Here Simone Bruckner, managing director at power resistor manufacturer, Cressall, explains the challenges in designing resistors for renewable applications
In recent years, renewable energy options have become much more efficient and feasible. This has led to a large adoption of these applications, an especially poignant point in the face of current environmental issues. However, just like all other power generation methods these applications require resistors.
In May 2019, the UK went two weeks without using any coal to generate electricity. This was the longest period of time that the UK has not burned coal since 1880. A large part of this success was put down to the increasing availability of renewable energy sources such as wind, solar and tidal energy.
Renewable technologies are reaching a level of maturity where they are heavily impacting many nations’ energy mixes. In fact, a few days prior to the coal-free period, solar energy accounted for 25% of energy generated.
With the recent news that E.ON UK plans to power more than 3.3 million customers with 100% renewable electricity as standard, it is clear that renewable energy is starting to take the main stage and the growth of the sector is set to continue. This is reaffirmed by public perception, as a YouGov survey found that more than three in five Britons currently on a standard electricity deal would switch to a renewable electricity supplier if the price was reasonable.
Although embracing renewables is great for the environment, it does face its own set of challenges. Each source of renewable energy is dependent on the environment around it, meaning that production can suddenly soar and require the system to be capable of dealing with a sudden influx of power.

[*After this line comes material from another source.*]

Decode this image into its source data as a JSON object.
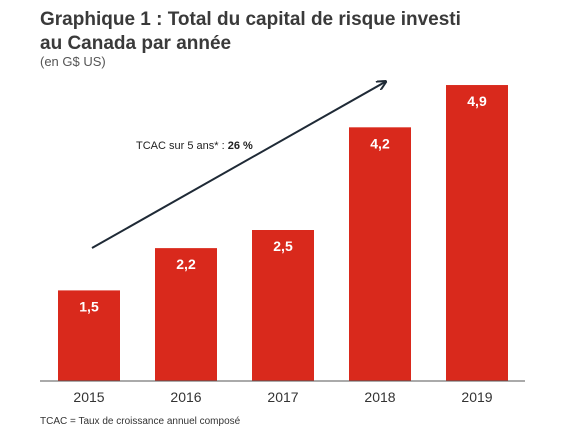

For example, wind turbines are generally connected to the distribution network through step-up transformers. When these are energised, high inrush currents occur. These currents cause overvoltages on the distribution network, likely damaging equipment upstream.
Issues like these can be remedied by using technologies such as pre-insertion resistor (PIR) in the circuits. PIRs are a three-phase resistor, insulated for the full system voltage, typically 33kV and fitted with isolating devices as required.
PIRs have a high thermal mass allowing them to absorb energy from high inrushes while still being compact enough to fit efficiently in a transformer substation.
These problems also extend to solar power. For example, when installing new solar panels or disconnecting existing installations from the grid for maintenance, the panels continue generating electricity. As a result, discharging this excess energy must be prioritised to prevent damage occurring to the solar panel system. Resistors are crucial in safely dispersing this excess energy.
Dummy loads resistors transfer the excess energy into heat and release it into the environment to prevent the solar panel from overloading.
Once in operation many solar farms equip panels with small electric motors to maintain the cells at the optimum angle compared to the sun for the longest amount time, in order to maximise energy generation. As such, they require braking systems to ensure they are at the correct angle.
Renewable energy is becoming an increasingly important part of our energy mix. The growth in the efficiency of these technologies means that adopting renewables becoming more achievable than ever. As these technologies develop, so too will the resistors that integrate into the current power network.